Island diary: Out of season
Summer is in full swing on Ramsey Island, but warden Lisa Morgan recalls her long winter on the lonely island – with plenty of wildlife to keep her busy.
Winter at Ramsey Island
"It was with mixed feelings that we waved goodbye to the last boat of the season. We were tired out after another busy summer but we also knew it’d be April before we’d welcome anyone else to Ramsey.
There was no time to lose. Winter storms can come in off the Atlantic with a vengeance in the run-up to Christmas and we needed to be ready.
The first job was to move off to the mainland any sheep that were surplus to our winter grazing requirements. We have a tried-and-tested system for quickly and safely transporting sheep to St David's, using a landing craft built specially for moving supplies and animals on and off Ramsey.
With our excellent sheepdogs, plus half a dozen shepherds and boatmen, lambs can be "sea-shepherded" from the island to new fields on the mainland peninsula opposite in under an hour.
We walked our animals off the boat and along the winding country tracks, just like generations of island farmers before us.
The lamb will be sold to the local farm-to-fork restaurant in St David’s which sources all its meat and vegetables from within 20 miles of the kitchen – an excellent advertisement for conservation farming and sustainable and ethical food production."
Wings on the wind
"To some, the island must appear a bleak and deserted place in winter. I'd have to admit that there were odd days when I would probably have agreed. But there's always something to remind us why we love this place.
A break in the weather when the cliffs gaggled with winter plumage guillemots, just visiting for the first few hours of a sunny day, to lay claim to their tiny territory on the bare cliff ledges.
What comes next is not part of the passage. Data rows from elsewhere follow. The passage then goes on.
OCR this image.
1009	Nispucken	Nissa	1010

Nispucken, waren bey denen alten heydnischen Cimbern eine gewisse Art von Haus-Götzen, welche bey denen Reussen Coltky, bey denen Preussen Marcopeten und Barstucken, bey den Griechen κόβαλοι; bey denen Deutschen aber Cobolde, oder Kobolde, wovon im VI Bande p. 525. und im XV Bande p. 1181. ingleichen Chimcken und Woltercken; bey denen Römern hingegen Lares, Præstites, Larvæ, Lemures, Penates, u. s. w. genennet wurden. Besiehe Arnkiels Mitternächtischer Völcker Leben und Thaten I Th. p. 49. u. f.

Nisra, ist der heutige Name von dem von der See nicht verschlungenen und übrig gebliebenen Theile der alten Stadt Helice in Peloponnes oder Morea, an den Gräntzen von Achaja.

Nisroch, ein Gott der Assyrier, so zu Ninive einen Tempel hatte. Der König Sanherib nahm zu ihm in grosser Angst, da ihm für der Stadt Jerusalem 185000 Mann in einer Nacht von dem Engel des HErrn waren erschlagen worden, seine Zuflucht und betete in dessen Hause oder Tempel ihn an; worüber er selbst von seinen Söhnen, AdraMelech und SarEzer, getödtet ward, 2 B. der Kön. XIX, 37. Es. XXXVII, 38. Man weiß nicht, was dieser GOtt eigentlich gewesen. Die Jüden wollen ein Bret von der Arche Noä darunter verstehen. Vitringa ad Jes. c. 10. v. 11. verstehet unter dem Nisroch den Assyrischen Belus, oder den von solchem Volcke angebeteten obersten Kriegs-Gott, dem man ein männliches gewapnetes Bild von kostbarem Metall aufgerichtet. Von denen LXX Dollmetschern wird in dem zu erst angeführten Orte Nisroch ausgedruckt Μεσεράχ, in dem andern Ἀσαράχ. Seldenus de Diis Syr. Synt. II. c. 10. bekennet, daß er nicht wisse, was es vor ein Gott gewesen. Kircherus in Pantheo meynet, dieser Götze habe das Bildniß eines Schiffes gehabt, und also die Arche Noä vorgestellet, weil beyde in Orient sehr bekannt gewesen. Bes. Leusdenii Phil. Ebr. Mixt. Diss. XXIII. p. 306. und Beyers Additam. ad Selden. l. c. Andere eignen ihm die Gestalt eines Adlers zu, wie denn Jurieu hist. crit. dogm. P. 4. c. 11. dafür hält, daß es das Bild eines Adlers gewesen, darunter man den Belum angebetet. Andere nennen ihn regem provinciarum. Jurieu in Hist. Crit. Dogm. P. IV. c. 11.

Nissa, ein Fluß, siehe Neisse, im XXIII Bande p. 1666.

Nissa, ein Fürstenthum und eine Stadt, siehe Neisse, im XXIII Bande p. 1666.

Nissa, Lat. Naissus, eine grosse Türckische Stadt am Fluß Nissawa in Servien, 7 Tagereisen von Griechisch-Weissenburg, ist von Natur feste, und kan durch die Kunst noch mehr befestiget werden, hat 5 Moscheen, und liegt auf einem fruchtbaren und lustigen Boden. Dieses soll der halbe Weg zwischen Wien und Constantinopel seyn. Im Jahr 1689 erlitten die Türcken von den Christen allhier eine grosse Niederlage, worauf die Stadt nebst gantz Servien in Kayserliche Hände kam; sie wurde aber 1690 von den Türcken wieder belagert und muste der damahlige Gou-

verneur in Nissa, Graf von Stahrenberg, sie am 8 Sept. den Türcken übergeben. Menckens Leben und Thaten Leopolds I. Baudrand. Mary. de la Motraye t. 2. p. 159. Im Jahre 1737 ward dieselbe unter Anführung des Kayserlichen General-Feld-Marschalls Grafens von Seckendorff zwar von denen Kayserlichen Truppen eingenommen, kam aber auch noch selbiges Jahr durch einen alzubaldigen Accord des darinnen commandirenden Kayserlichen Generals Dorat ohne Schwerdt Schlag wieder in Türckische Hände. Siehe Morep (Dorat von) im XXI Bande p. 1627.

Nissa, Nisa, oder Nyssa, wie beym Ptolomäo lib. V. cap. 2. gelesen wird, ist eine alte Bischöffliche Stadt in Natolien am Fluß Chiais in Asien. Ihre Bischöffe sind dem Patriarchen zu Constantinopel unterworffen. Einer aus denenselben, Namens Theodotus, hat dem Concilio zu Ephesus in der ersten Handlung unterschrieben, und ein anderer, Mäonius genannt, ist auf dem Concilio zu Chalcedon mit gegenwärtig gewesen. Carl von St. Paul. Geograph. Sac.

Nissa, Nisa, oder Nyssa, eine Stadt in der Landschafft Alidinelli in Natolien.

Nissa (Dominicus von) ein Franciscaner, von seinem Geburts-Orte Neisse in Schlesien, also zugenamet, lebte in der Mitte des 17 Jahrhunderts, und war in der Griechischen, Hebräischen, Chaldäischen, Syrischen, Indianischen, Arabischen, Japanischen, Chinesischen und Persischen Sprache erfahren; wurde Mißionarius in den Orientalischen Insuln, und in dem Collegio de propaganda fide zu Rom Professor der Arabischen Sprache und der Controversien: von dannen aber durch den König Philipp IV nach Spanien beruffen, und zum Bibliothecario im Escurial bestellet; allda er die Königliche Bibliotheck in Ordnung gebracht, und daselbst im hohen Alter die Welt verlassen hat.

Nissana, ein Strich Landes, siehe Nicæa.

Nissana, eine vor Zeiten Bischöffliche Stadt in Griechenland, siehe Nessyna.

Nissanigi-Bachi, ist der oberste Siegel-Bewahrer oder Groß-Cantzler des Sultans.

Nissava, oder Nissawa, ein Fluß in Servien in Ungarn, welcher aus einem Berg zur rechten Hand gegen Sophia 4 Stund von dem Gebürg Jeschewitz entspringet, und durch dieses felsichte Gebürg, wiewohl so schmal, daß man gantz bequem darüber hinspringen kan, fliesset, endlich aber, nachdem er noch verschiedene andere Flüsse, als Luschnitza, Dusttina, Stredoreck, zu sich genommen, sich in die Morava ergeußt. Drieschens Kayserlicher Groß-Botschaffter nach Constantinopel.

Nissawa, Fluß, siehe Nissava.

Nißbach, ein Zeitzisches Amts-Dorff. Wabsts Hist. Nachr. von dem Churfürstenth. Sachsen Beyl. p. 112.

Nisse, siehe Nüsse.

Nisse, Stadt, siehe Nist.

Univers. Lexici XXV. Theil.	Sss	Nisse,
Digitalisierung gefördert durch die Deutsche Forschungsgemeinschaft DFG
The beginning of December when the fulmars returned after their post-breeding moult, pristine in their new plumage. A cold snap, which brought snipe, woodcock and lapwing to the coast where the ground doesn't freeze."
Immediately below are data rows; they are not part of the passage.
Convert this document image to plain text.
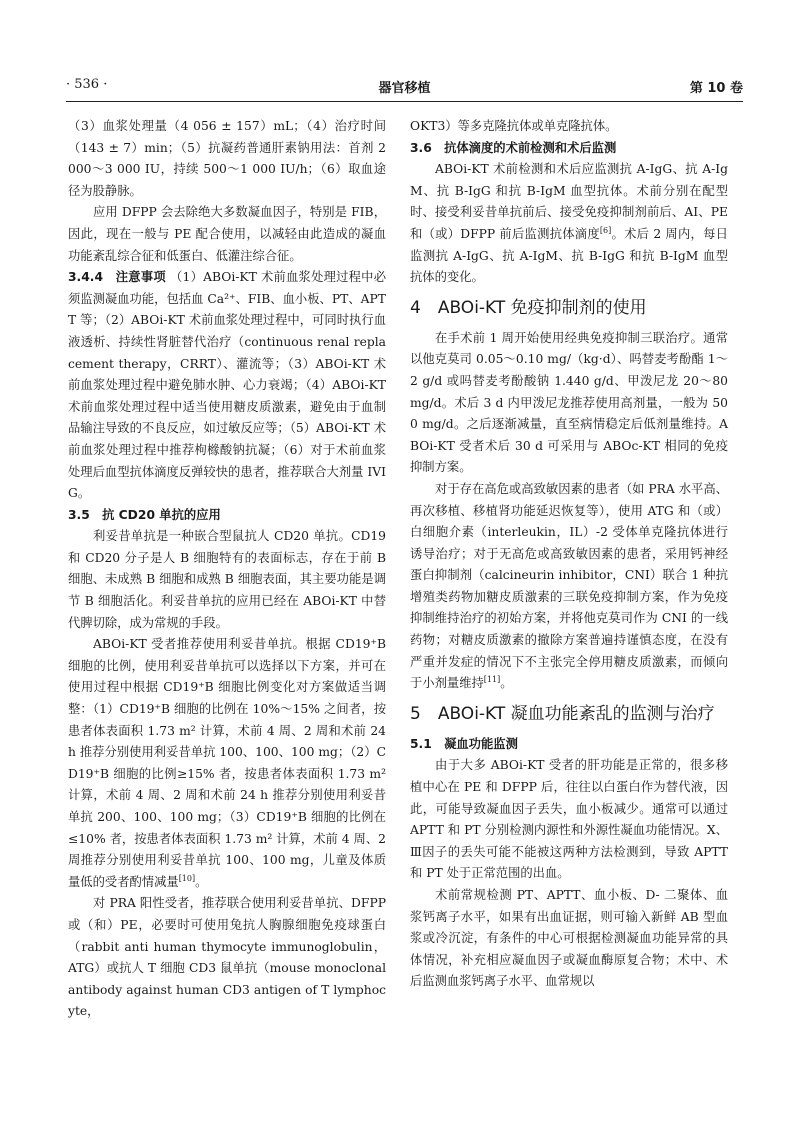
· 536 ·	器官移植	第 10 卷

（3）血浆处理量（4 056 ± 157）mL；（4）治疗时间（143 ± 7）min；（5）抗凝药普通肝素钠用法：首剂 2 000～3 000 IU，持续 500～1 000 IU/h；（6）取血途径为股静脉。

应用 DFPP 会去除绝大多数凝血因子，特别是 FIB，因此，现在一般与 PE 配合使用，以减轻由此造成的凝血功能紊乱综合征和低蛋白、低灌注综合征。

3.4.4　注意事项 （1）ABOi-KT 术前血浆处理过程中必须监测凝血功能，包括血 Ca²⁺、FIB、血小板、PT、APTT 等；（2）ABOi-KT 术前血浆处理过程中，可同时执行血液透析、持续性肾脏替代治疗（continuous renal replacement therapy，CRRT）、灌流等；（3）ABOi-KT 术前血浆处理过程中避免肺水肿、心力衰竭；（4）ABOi-KT 术前血浆处理过程中适当使用糖皮质激素，避免由于血制品输注导致的不良反应，如过敏反应等；（5）ABOi-KT 术前血浆处理过程中推荐枸橼酸钠抗凝；（6）对于术前血浆处理后血型抗体滴度反弹较快的患者，推荐联合大剂量 IVIG。

3.5　抗 CD20 单抗的应用

利妥昔单抗是一种嵌合型鼠抗人 CD20 单抗。CD19 和 CD20 分子是人 B 细胞特有的表面标志，存在于前 B 细胞、未成熟 B 细胞和成熟 B 细胞表面，其主要功能是调节 B 细胞活化。利妥昔单抗的应用已经在 ABOi-KT 中替代脾切除，成为常规的手段。

ABOi-KT 受者推荐使用利妥昔单抗。根据 CD19⁺B 细胞的比例，使用利妥昔单抗可以选择以下方案，并可在使用过程中根据 CD19⁺B 细胞比例变化对方案做适当调整：（1）CD19⁺B 细胞的比例在 10%～15% 之间者，按患者体表面积 1.73 m² 计算，术前 4 周、2 周和术前 24 h 推荐分别使用利妥昔单抗 100、100、100 mg；（2）CD19⁺B 细胞的比例≥15% 者，按患者体表面积 1.73 m² 计算，术前 4 周、2 周和术前 24 h 推荐分别使用利妥昔单抗 200、100、100 mg；（3）CD19⁺B 细胞的比例在≤10% 者，按患者体表面积 1.73 m² 计算，术前 4 周、2 周推荐分别使用利妥昔单抗 100、100 mg，儿童及体质量低的受者酌情减量[10]。

对 PRA 阳性受者，推荐联合使用利妥昔单抗、DFPP 或（和）PE，必要时可使用兔抗人胸腺细胞免疫球蛋白（rabbit anti human thymocyte immunoglobulin，ATG）或抗人 T 细胞 CD3 鼠单抗（mouse monoclonal antibody against human CD3 antigen of T lymphocyte，

OKT3）等多克隆抗体或单克隆抗体。

3.6　抗体滴度的术前检测和术后监测

ABOi-KT 术前检测和术后应监测抗 A-IgG、抗 A-IgM、抗 B-IgG 和抗 B-IgM 血型抗体。术前分别在配型时、接受利妥昔单抗前后、接受免疫抑制剂前后、AI、PE 和（或）DFPP 前后监测抗体滴度[6]。术后 2 周内，每日监测抗 A-IgG、抗 A-IgM、抗 B-IgG 和抗 B-IgM 血型抗体的变化。

4　ABOi-KT 免疫抑制剂的使用

在手术前 1 周开始使用经典免疫抑制三联治疗。通常以他克莫司 0.05～0.10 mg/（kg·d）、吗替麦考酚酯 1～2 g/d 或吗替麦考酚酸钠 1.440 g/d、甲泼尼龙 20～80 mg/d。术后 3 d 内甲泼尼龙推荐使用高剂量，一般为 500 mg/d。之后逐渐减量，直至病情稳定后低剂量维持。ABOi-KT 受者术后 30 d 可采用与 ABOc-KT 相同的免疫抑制方案。

对于存在高危或高致敏因素的患者（如 PRA 水平高、再次移植、移植肾功能延迟恢复等），使用 ATG 和（或）白细胞介素（interleukin，IL）-2 受体单克隆抗体进行诱导治疗；对于无高危或高致敏因素的患者，采用钙神经蛋白抑制剂（calcineurin inhibitor，CNI）联合 1 种抗增殖类药物加糖皮质激素的三联免疫抑制方案，作为免疫抑制维持治疗的初始方案，并将他克莫司作为 CNI 的一线药物；对糖皮质激素的撤除方案普遍持谨慎态度，在没有严重并发症的情况下不主张完全停用糖皮质激素，而倾向于小剂量维持[11]。

5　ABOi-KT 凝血功能紊乱的监测与治疗

5.1　凝血功能监测

由于大多 ABOi-KT 受者的肝功能是正常的，很多移植中心在 PE 和 DFPP 后，往往以白蛋白作为替代液，因此，可能导致凝血因子丢失，血小板减少。通常可以通过 APTT 和 PT 分别检测内源性和外源性凝血功能情况。Ⅹ、Ⅲ因子的丢失可能不能被这两种方法检测到，导致 APTT 和 PT 处于正常范围的出血。

术前常规检测 PT、APTT、血小板、D- 二聚体、血浆钙离子水平，如果有出血证据，则可输入新鲜 AB 型血浆或冷沉淀，有条件的中心可根据检测凝血功能异常的具体情况，补充相应凝血因子或凝血酶原复合物；术中、术后监测血浆钙离子水平、血常规以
"And then there were the very special days when nature offers a reward for the months of cold and grey.
On a foggy day in February we were lugging gas bottles, one of our least favourite jobs, when we were visited by a pod of over 30 bottlenose dolphins. They spent the morning feeding and leaping just south of the harbour, offering amazing views to Greg and Derek as they ferried propane gas bottles to and fro in the aluminium workboat.
Before we knew it, the first subtle signs of spring were all around. By late January the ravens were busy reinforcing their twiggy nests, and in the first week of March an early wheatear and a fleeting sand martin brought much excitement and anticipation of the new season ahead."